Summary
Visa Inc. announced on February 13, 2026, that its Board of Directors has authorized the company to proceed with a successive exchange offer for its outstanding Class B common stock. This action is contingent upon the satisfaction of specific conditions previously disclosed in a December 7, 2023, proxy statement, primarily related to the resolution of U.S. covered litigation concerning interchange reimbursement fees. The company believes these conditions are on the verge of being met, citing a significant reduction in the estimated fees from approximately $49.6 billion in October 2023 to $39.4 billion in October 2025, and anticipating further reductions from upcoming claim dismissals. If the conditions are met, Visa plans to file a Form S-4 registration statement with the SEC, which will detail the exchange offer. This offer is expected to extend to holders of Class B-1 and Class B-2 common stock, providing them the opportunity to exchange their shares for a mix of Class B-3 common stock (which will retain transfer restrictions) and freely transferable Class C common stock. Investors should note that this announcement is for informational purposes only and does not constitute an offer to sell or solicit an offer to buy securities; the actual exchange offer will be subject to SEC review, market conditions, and other factors.
Key Highlights
- 1Visa's Board has authorized a successive exchange offer for Class B common stock.
- 2The offer is contingent on meeting specific conditions related to U.S. litigation regarding interchange reimbursement fees.
- 3Estimated interchange reimbursement fees have decreased from $49.6 billion (Oct 2023) to $39.4 billion (Oct 2025), nearing the 50% reduction threshold.

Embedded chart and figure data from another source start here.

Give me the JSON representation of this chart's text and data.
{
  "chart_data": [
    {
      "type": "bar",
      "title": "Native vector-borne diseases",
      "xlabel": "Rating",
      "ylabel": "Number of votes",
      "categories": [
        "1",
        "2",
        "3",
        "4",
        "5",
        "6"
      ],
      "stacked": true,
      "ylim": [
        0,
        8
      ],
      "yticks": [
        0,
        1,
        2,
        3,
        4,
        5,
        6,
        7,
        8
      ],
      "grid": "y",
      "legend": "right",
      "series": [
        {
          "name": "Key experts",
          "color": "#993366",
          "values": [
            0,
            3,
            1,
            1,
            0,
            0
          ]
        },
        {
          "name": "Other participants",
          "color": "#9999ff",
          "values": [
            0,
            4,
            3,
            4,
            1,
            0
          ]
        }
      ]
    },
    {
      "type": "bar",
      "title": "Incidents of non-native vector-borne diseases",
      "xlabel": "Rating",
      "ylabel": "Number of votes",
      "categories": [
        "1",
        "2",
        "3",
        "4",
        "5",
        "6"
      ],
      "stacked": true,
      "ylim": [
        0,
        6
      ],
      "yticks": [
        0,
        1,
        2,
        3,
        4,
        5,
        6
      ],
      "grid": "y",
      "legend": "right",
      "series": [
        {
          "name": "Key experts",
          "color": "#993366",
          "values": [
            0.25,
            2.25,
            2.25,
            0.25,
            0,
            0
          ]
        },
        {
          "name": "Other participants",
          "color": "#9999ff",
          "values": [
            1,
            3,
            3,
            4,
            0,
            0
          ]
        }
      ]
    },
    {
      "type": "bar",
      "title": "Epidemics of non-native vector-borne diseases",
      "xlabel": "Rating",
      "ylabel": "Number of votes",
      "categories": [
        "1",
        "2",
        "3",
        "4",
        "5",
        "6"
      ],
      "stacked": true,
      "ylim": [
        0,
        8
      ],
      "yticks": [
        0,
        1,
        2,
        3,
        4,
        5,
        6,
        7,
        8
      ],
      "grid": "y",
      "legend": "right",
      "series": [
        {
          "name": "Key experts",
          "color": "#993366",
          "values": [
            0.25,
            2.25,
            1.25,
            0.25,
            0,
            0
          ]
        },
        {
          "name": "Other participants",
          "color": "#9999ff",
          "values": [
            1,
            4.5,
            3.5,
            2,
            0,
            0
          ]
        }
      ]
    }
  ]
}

- 4Visa expects to file a Form S-4 registration statement with the SEC if conditions are met.
- 5The exchange offer will allow holders of Class B-1 and Class B-2 stock to swap for Class B-3 and Class C common stock.
- 6Class B-3 stock will retain transfer restrictions, while Class C stock will be freely transferable.
- 7This announcement is informational and not an offer to exchange securities; final details will be in the Form S-4.